Tips from George Rabbai to remember when practicing the bugle:
FREQUENT REST
Short pauses between groups of long notes and slur exercises will help your lips feel
fresh and build embouchure strength!


LONG TONES PLAYED SOFTLY
Long tones played too loudly will result in lip fatigue and will also break down the
muscle you are striving to build! NEVER FORCE THE TONE!


MINIMUM MOUTHPIECE PRESSURE
Too much mouthpiece pressure will also tire your lips and break down what you are
trying to build! Remember that your goal is to develop a good strong tone and lip
endurance so you can last longer an maintain lip accuracy.
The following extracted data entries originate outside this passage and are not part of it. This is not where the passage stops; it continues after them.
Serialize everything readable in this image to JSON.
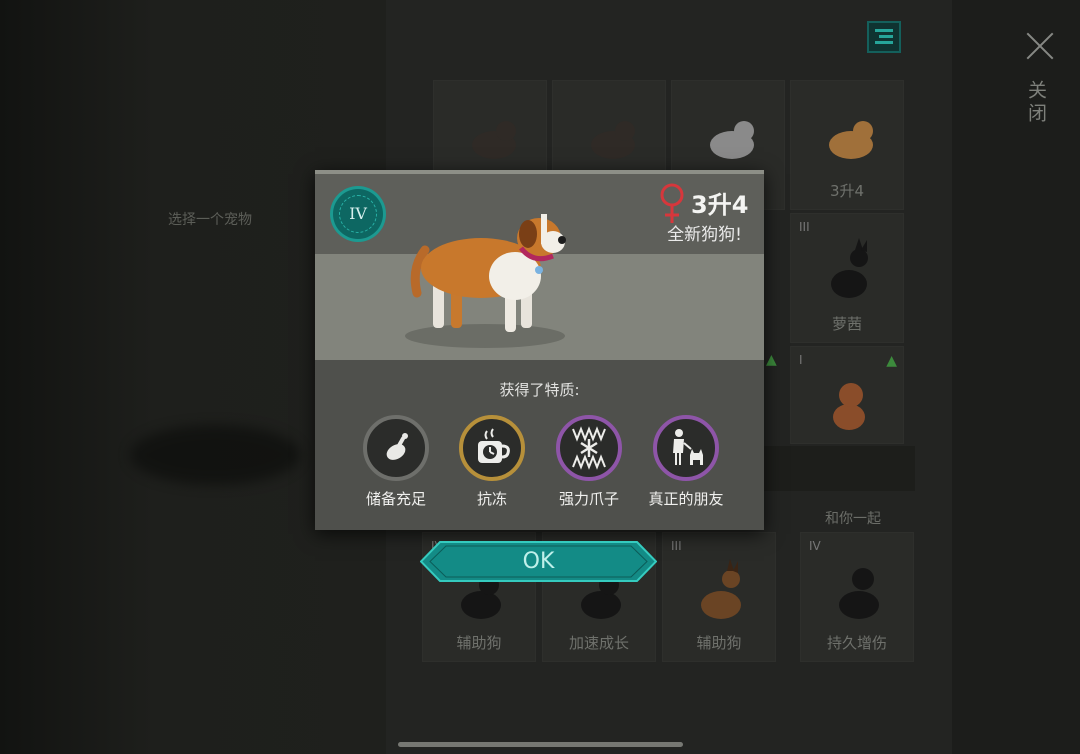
{
  "header": {
    "select_hint": "选择一个宠物",
    "close_label": "关闭"
  },
  "pet_grid": [
    {
      "tier": "",
      "name": "",
      "color": "#2f2a26"
    },
    {
      "tier": "",
      "name": "",
      "color": "#2f2a26"
    },
    {
      "tier": "",
      "name": "",
      "color": "#8a8a8a"
    },
    {
      "tier": "",
      "name": "3升4",
      "color": "#a0703a"
    },
    {
      "tier": "III",
      "name": "萝茜",
      "color": "#151515"
    },
    {
      "tier": "I",
      "name": "",
      "color": "#8a4d2a"
    },
    {
      "tier": "IV",
      "name": "辅助狗",
      "color": "#151515"
    },
    {
      "tier": "",
      "name": "加速成长",
      "color": "#151515"
    },
    {
      "tier": "III",
      "name": "辅助狗",
      "color": "#6a4424"
    },
    {
      "tier": "IV",
      "name": "持久增伤",
      "color": "#151515"
    }
  ],
  "together_label": "和你一起",
  "modal": {
    "tier": "IV",
    "age": "3升4",
    "gender_icon": "female-icon",
    "new_dog_label": "全新狗狗!",
    "traits_title": "获得了特质:",
    "traits": [
      {
        "label": "储备充足",
        "icon": "meat-icon",
        "ring_color": "#6e6f6b"
      },
      {
        "label": "抗冻",
        "icon": "hot-drink-icon",
        "ring_color": "#b7903a"
      },
      {
        "label": "强力爪子",
        "icon": "snowflake-claw-icon",
        "ring_color": "#8e55a8"
      },
      {
        "label": "真正的朋友",
        "icon": "person-dog-icon",
        "ring_color": "#8e55a8"
      }
    ],
    "ok_label": "OK"
  },
  "colors": {
    "accent": "#1aa89c",
    "ok_fill": "#138b86",
    "female": "#d6373c"
  }
}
If you are feeling pain
where the lips are in contact with the mouthpiece rim, then that should be a
reminder that you are pressing TOO HARD!
George Rabbai
Photo by Rob Gibson
LIP FLEXIBILITY DEPENDS ON AIR
When slurring from one partial to the next, depend more on moving the air column more rapidly in coordination with
the contraction of the lips.  DON?T LET THE LIPS DO ALL THE WORK! Speed of air helps to make the slur easy.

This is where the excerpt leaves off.